La suplencia de Vitamina C para el rol antioxidante no solo es recomendada sino necesaria durante la gestación.

VITAMIN C: During pregnancy

During pregnancy under normal conditions the plasmatic concentrations of Vitamin C decrease from 0.80 mg/dL to 0.60, 0.57 and 0.54 during the first, second and third trimester respectively [1]. Therefore, the supplementation of Vitamin C for the antioxidant role is not only recommended but necessary.

During pregnancy, the daily requirement is increased to 85 mg per day. The maximum amount of vitamin C you should consume daily is 2,000 mg. If you consume more than 2,000 mg per day, you may experience an upset stomach and symptoms such as stomach pain, diarrhea, and gas. For this reason, intravenous application of vitamin C during pregnancy is necessary. If you take a multivitamin supplement that contains high levels and at the same time eat foods high in this vitamin, you should consult your health care professional. They may advise you to cut back and start taking another multivitamin. You should get a sufficient amount of vitamin C through a healthy diet. At the end of this article you will find suggestions for foods that contain vitamin C.

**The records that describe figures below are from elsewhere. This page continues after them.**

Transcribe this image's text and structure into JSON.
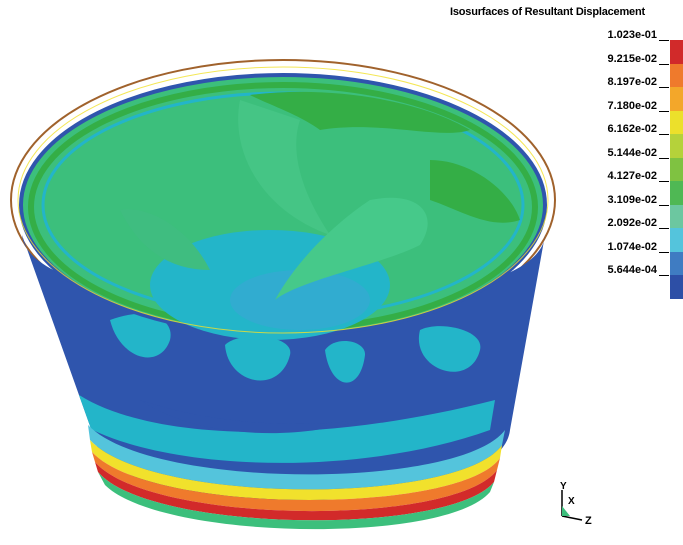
{
  "legend": {
    "title": "Isosurfaces of Resultant Displacement",
    "labels": [
      "1.023e-01",
      "9.215e-02",
      "8.197e-02",
      "7.180e-02",
      "6.162e-02",
      "5.144e-02",
      "4.127e-02",
      "3.109e-02",
      "2.092e-02",
      "1.074e-02",
      "5.644e-04"
    ],
    "colors": [
      "#d12a2a",
      "#ef7a2c",
      "#f3a72a",
      "#ece02b",
      "#b5d23a",
      "#7fc241",
      "#4fb854",
      "#6cc7a0",
      "#54c4dc",
      "#3f7cc2",
      "#2d4fa6"
    ]
  },
  "triad": {
    "y_label": "Y",
    "x_label": "X",
    "z_label": "Z"
  },
  "model_colors": {
    "outer_band_blue": "#2f55ad",
    "cyan": "#23b5c9",
    "green": "#3cbf7c",
    "dark_green": "#34ae46",
    "red": "#d22a2a",
    "orange": "#ef7a2c",
    "yellow": "#f1e12c",
    "rim_outline": "#a0622c"
  }
}
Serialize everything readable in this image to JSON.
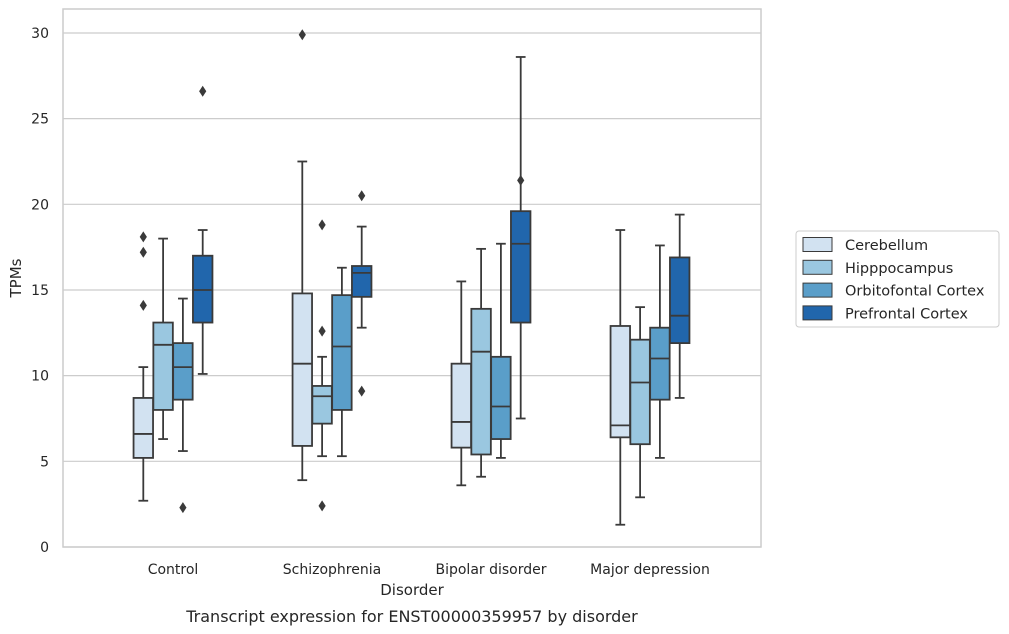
{
  "caption": "Transcript expression for ENST00000359957 by disorder",
  "chart_data": {
    "type": "box",
    "title": "",
    "xlabel": "Disorder",
    "ylabel": "TPMs",
    "ylim": [
      0,
      31.4
    ],
    "yticks": [
      0,
      5,
      10,
      15,
      20,
      25,
      30
    ],
    "grid": "horizontal",
    "legend_position": "right",
    "categories": [
      "Control",
      "Schizophrenia",
      "Bipolar disorder",
      "Major depression"
    ],
    "series": [
      {
        "name": "Cerebellum",
        "color": "#d2e2f1",
        "boxes": [
          {
            "whisker_low": 2.7,
            "q1": 5.2,
            "median": 6.6,
            "q3": 8.7,
            "whisker_high": 10.5,
            "outliers": [
              14.1,
              17.2,
              18.1
            ]
          },
          {
            "whisker_low": 3.9,
            "q1": 5.9,
            "median": 10.7,
            "q3": 14.8,
            "whisker_high": 22.5,
            "outliers": [
              29.9
            ]
          },
          {
            "whisker_low": 3.6,
            "q1": 5.8,
            "median": 7.3,
            "q3": 10.7,
            "whisker_high": 15.5,
            "outliers": []
          },
          {
            "whisker_low": 1.3,
            "q1": 6.4,
            "median": 7.1,
            "q3": 12.9,
            "whisker_high": 18.5,
            "outliers": []
          }
        ]
      },
      {
        "name": "Hipppocampus",
        "color": "#9ac7e0",
        "boxes": [
          {
            "whisker_low": 6.3,
            "q1": 8.0,
            "median": 11.8,
            "q3": 13.1,
            "whisker_high": 18.0,
            "outliers": []
          },
          {
            "whisker_low": 5.3,
            "q1": 7.2,
            "median": 8.8,
            "q3": 9.4,
            "whisker_high": 11.1,
            "outliers": [
              2.4,
              12.6,
              18.8
            ]
          },
          {
            "whisker_low": 4.1,
            "q1": 5.4,
            "median": 11.4,
            "q3": 13.9,
            "whisker_high": 17.4,
            "outliers": []
          },
          {
            "whisker_low": 2.9,
            "q1": 6.0,
            "median": 9.6,
            "q3": 12.1,
            "whisker_high": 14.0,
            "outliers": []
          }
        ]
      },
      {
        "name": "Orbitofontal Cortex",
        "color": "#5a9ec9",
        "boxes": [
          {
            "whisker_low": 5.6,
            "q1": 8.6,
            "median": 10.5,
            "q3": 11.9,
            "whisker_high": 14.5,
            "outliers": [
              2.3
            ]
          },
          {
            "whisker_low": 5.3,
            "q1": 8.0,
            "median": 11.7,
            "q3": 14.7,
            "whisker_high": 16.3,
            "outliers": []
          },
          {
            "whisker_low": 5.2,
            "q1": 6.3,
            "median": 8.2,
            "q3": 11.1,
            "whisker_high": 17.7,
            "outliers": []
          },
          {
            "whisker_low": 5.2,
            "q1": 8.6,
            "median": 11.0,
            "q3": 12.8,
            "whisker_high": 17.6,
            "outliers": []
          }
        ]
      },
      {
        "name": "Prefrontal Cortex",
        "color": "#2166ac",
        "boxes": [
          {
            "whisker_low": 10.1,
            "q1": 13.1,
            "median": 15.0,
            "q3": 17.0,
            "whisker_high": 18.5,
            "outliers": [
              26.6
            ]
          },
          {
            "whisker_low": 12.8,
            "q1": 14.6,
            "median": 16.0,
            "q3": 16.4,
            "whisker_high": 18.7,
            "outliers": [
              9.1,
              20.5
            ]
          },
          {
            "whisker_low": 7.5,
            "q1": 13.1,
            "median": 17.7,
            "q3": 19.6,
            "whisker_high": 28.6,
            "outliers": [
              21.4
            ]
          },
          {
            "whisker_low": 8.7,
            "q1": 11.9,
            "median": 13.5,
            "q3": 16.9,
            "whisker_high": 19.4,
            "outliers": []
          }
        ]
      }
    ]
  }
}
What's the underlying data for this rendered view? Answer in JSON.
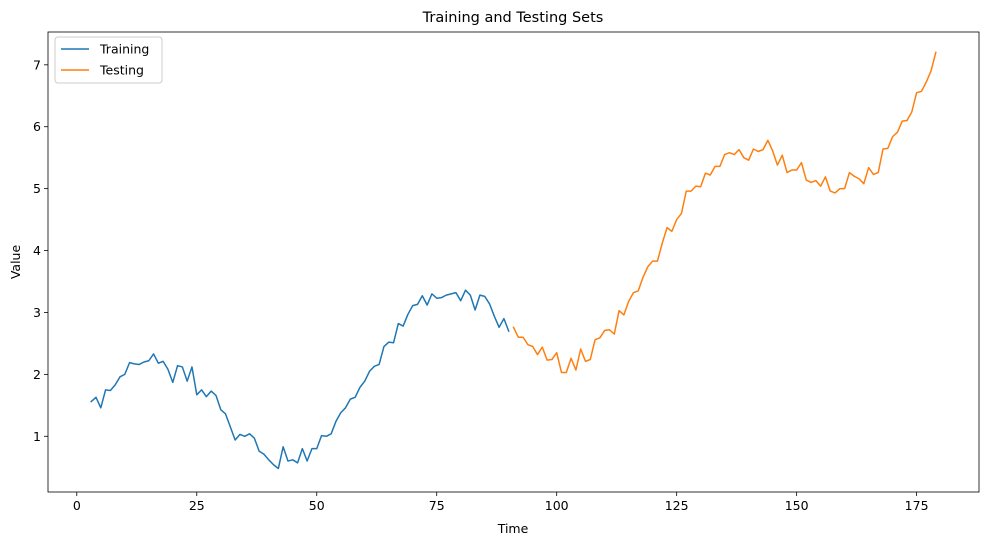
{
  "chart_data": {
    "type": "line",
    "title": "Training and Testing Sets",
    "xlabel": "Time",
    "ylabel": "Value",
    "xlim": [
      -6,
      188
    ],
    "ylim": [
      0.1,
      7.53
    ],
    "x_ticks": [
      0,
      25,
      50,
      75,
      100,
      125,
      150,
      175
    ],
    "y_ticks": [
      1,
      2,
      3,
      4,
      5,
      6,
      7
    ],
    "grid": false,
    "legend": "top-left",
    "series": [
      {
        "name": "Training",
        "color": "#1f77b4",
        "x_start": 3,
        "values": [
          1.56,
          1.63,
          1.46,
          1.75,
          1.74,
          1.83,
          1.96,
          2.0,
          2.19,
          2.17,
          2.16,
          2.2,
          2.22,
          2.33,
          2.18,
          2.21,
          2.08,
          1.87,
          2.14,
          2.12,
          1.89,
          2.12,
          1.67,
          1.75,
          1.64,
          1.73,
          1.66,
          1.43,
          1.36,
          1.15,
          0.94,
          1.03,
          1.0,
          1.04,
          0.97,
          0.76,
          0.71,
          0.62,
          0.54,
          0.48,
          0.83,
          0.6,
          0.62,
          0.57,
          0.8,
          0.6,
          0.8,
          0.8,
          1.01,
          1.0,
          1.04,
          1.24,
          1.38,
          1.46,
          1.6,
          1.63,
          1.79,
          1.89,
          2.05,
          2.13,
          2.16,
          2.45,
          2.52,
          2.51,
          2.82,
          2.78,
          2.97,
          3.11,
          3.13,
          3.27,
          3.12,
          3.3,
          3.23,
          3.24,
          3.28,
          3.3,
          3.32,
          3.19,
          3.36,
          3.28,
          3.04,
          3.28,
          3.26,
          3.14,
          2.94,
          2.76,
          2.9,
          2.7
        ]
      },
      {
        "name": "Testing",
        "color": "#ff7f0e",
        "x_start": 91,
        "values": [
          2.76,
          2.6,
          2.6,
          2.48,
          2.45,
          2.32,
          2.44,
          2.23,
          2.24,
          2.35,
          2.03,
          2.03,
          2.26,
          2.07,
          2.41,
          2.21,
          2.24,
          2.56,
          2.59,
          2.71,
          2.72,
          2.65,
          3.03,
          2.96,
          3.18,
          3.32,
          3.35,
          3.57,
          3.74,
          3.83,
          3.83,
          4.12,
          4.37,
          4.31,
          4.5,
          4.6,
          4.96,
          4.96,
          5.04,
          5.03,
          5.25,
          5.22,
          5.36,
          5.36,
          5.55,
          5.58,
          5.55,
          5.63,
          5.5,
          5.46,
          5.64,
          5.6,
          5.63,
          5.78,
          5.61,
          5.38,
          5.54,
          5.26,
          5.3,
          5.3,
          5.42,
          5.14,
          5.1,
          5.13,
          5.04,
          5.19,
          4.96,
          4.93,
          5.0,
          5.0,
          5.26,
          5.2,
          5.16,
          5.08,
          5.34,
          5.23,
          5.26,
          5.64,
          5.65,
          5.84,
          5.91,
          6.09,
          6.1,
          6.24,
          6.55,
          6.57,
          6.72,
          6.9,
          7.2
        ]
      }
    ]
  }
}
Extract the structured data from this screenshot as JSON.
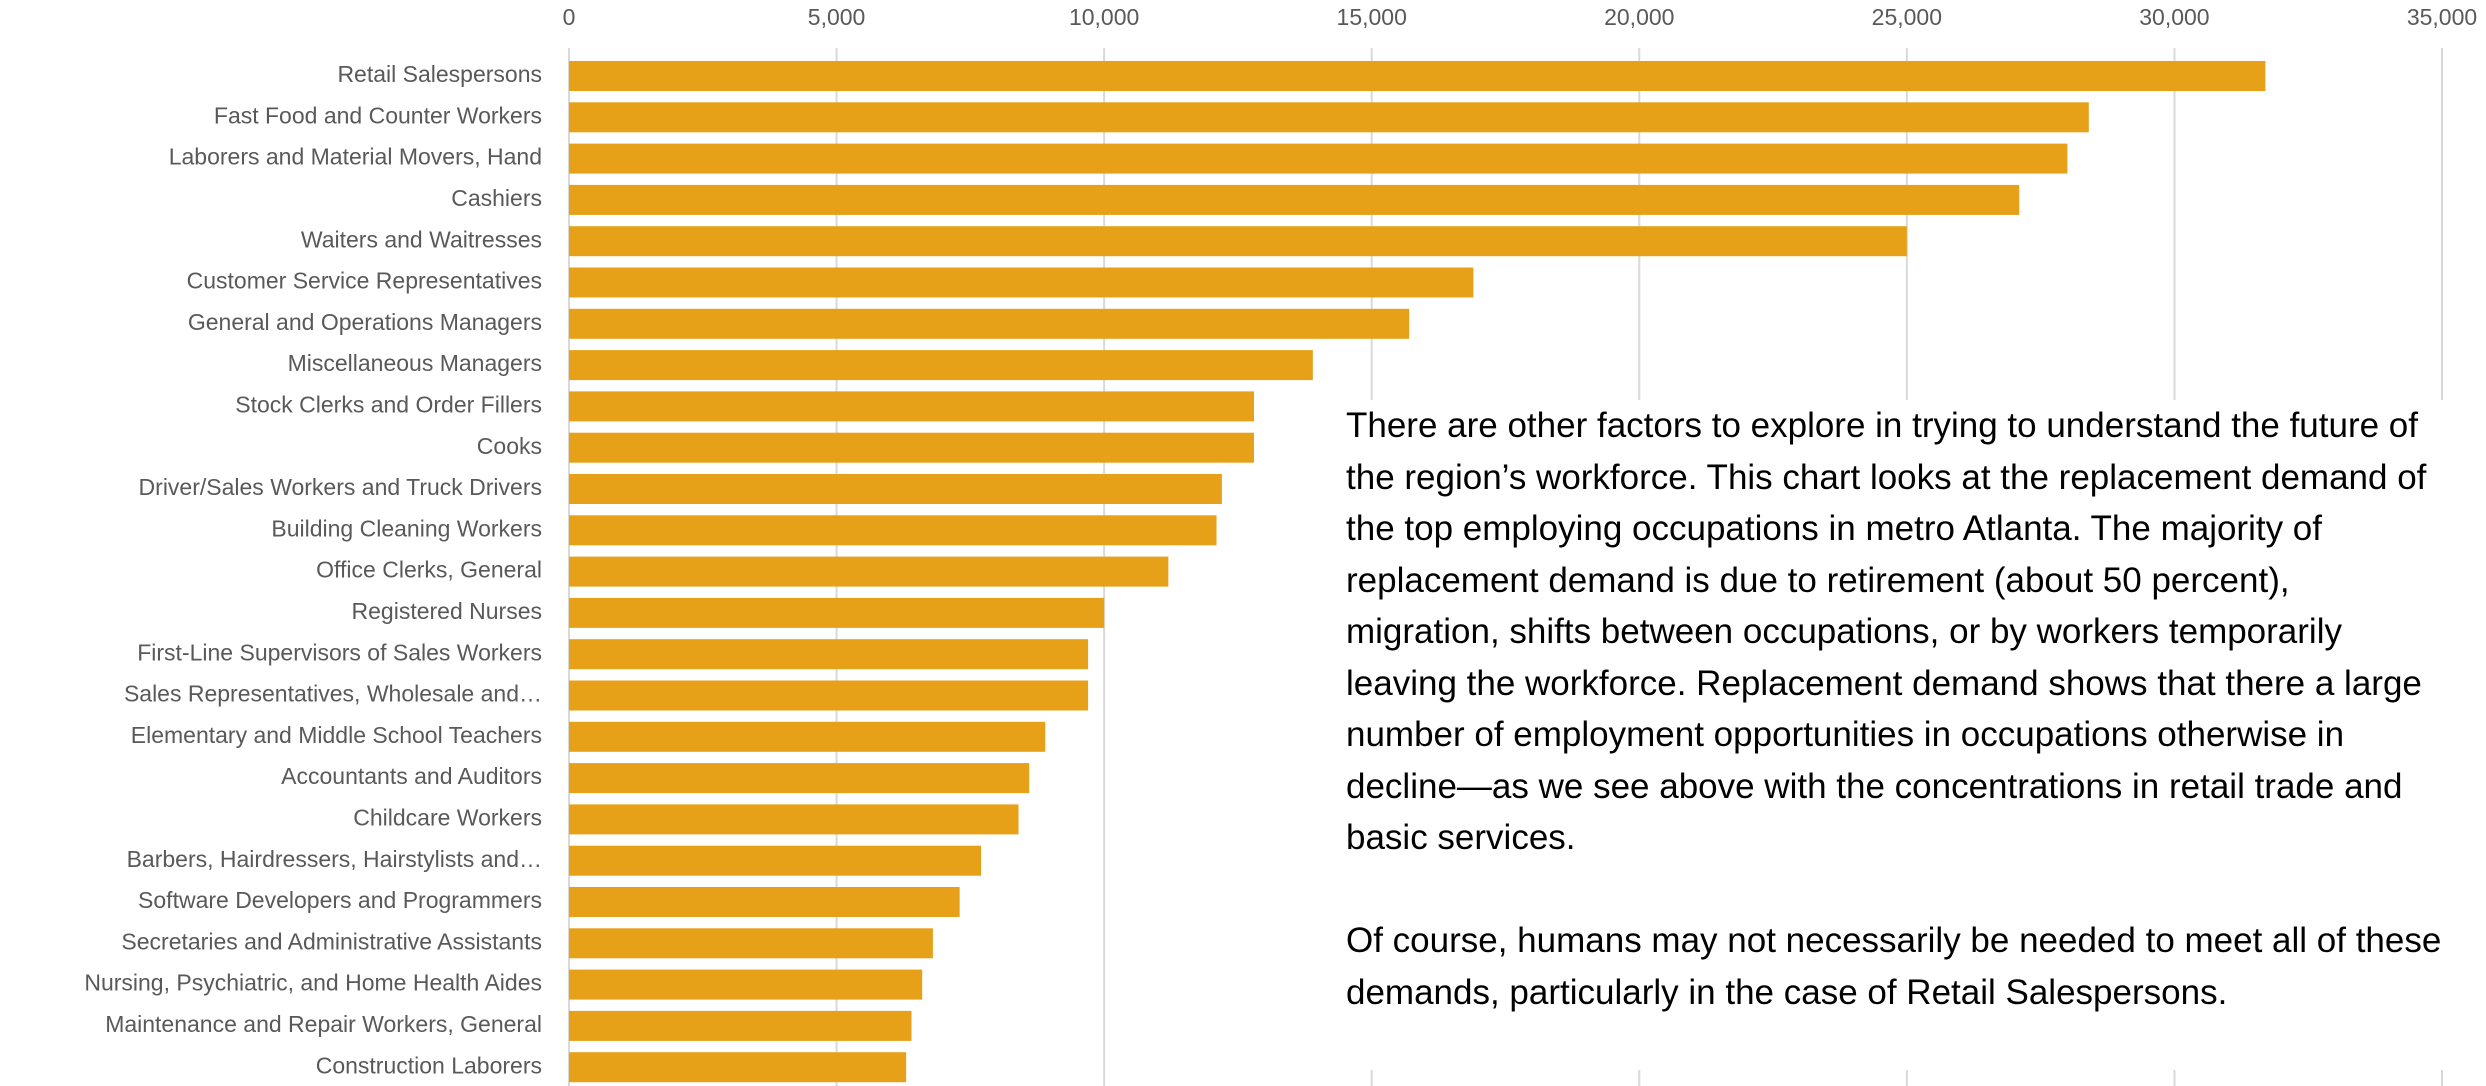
{
  "chart_data": {
    "type": "bar",
    "orientation": "horizontal",
    "categories": [
      "Retail Salespersons",
      "Fast Food and Counter Workers",
      "Laborers and Material Movers, Hand",
      "Cashiers",
      "Waiters and Waitresses",
      "Customer Service Representatives",
      "General and Operations Managers",
      "Miscellaneous Managers",
      "Stock Clerks and Order Fillers",
      "Cooks",
      "Driver/Sales Workers and Truck Drivers",
      "Building Cleaning Workers",
      "Office Clerks, General",
      "Registered Nurses",
      "First-Line Supervisors of Sales Workers",
      "Sales Representatives, Wholesale and…",
      "Elementary and Middle School Teachers",
      "Accountants and Auditors",
      "Childcare Workers",
      "Barbers, Hairdressers, Hairstylists and…",
      "Software Developers and Programmers",
      "Secretaries and Administrative Assistants",
      "Nursing, Psychiatric, and Home Health Aides",
      "Maintenance and Repair Workers, General",
      "Construction Laborers"
    ],
    "values": [
      31700,
      28400,
      28000,
      27100,
      25000,
      16900,
      15700,
      13900,
      12800,
      12800,
      12200,
      12100,
      11200,
      10000,
      9700,
      9700,
      8900,
      8600,
      8400,
      7700,
      7300,
      6800,
      6600,
      6400,
      6300
    ],
    "color": "#e6a118",
    "xlim": [
      0,
      35000
    ],
    "xticks": [
      0,
      {
        "value": 5000,
        "label": "5,000"
      },
      {
        "value": 10000,
        "label": "10,000"
      },
      {
        "value": 15000,
        "label": "15,000"
      },
      {
        "value": 20000,
        "label": "20,000"
      },
      {
        "value": 25000,
        "label": "25,000"
      },
      {
        "value": 30000,
        "label": "30,000"
      },
      {
        "value": 35000,
        "label": "35,000"
      }
    ],
    "grid": true,
    "annotations": [
      "There are other factors to explore in trying to understand the future of the region’s workforce. This chart looks at the replacement demand of the top employing occupations in metro Atlanta. The majority of replacement demand is due to retirement (about 50 percent), migration, shifts between occupations, or by workers temporarily leaving the workforce. Replacement demand shows that there a large number of employment opportunities in occupations otherwise in decline—as we see above with the concentrations in retail trade and basic services.",
      "Of course, humans may not necessarily be needed to meet all of these demands, particularly in the case of Retail Salespersons."
    ]
  }
}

The data do not support the routine administration of vitamin C supplementation alone or in combination with other supplements for the prevention of stillbirth or neonatal death, poor fetal growth, preterm birth, or preeclampsia. Additional research is needed to elucidate the possible role of vitamin C in the prevention of placental abruption and rupture of the membranes before labor. There was no convincing evidence that vitamin C supplementation alone or in combination with other supplements causes other important benefits or harms [2].


[1] Ghate, J., Choudhari, AR, & Ghugare, B. (2011). Antioxidant role of Vitamin C in normal pregnancy.

[2] Rumbold A, Ota E, Nagata C, Shahrook S, Crowther CA. Vitamin C supplementation in pregnancy. Cochrane Database of Systematic Reviews 2015, Issue 9. Art. No.: CD004072. DOI: 10.1002/14651858.CD004072.pub3. Accessed June 14, 2021.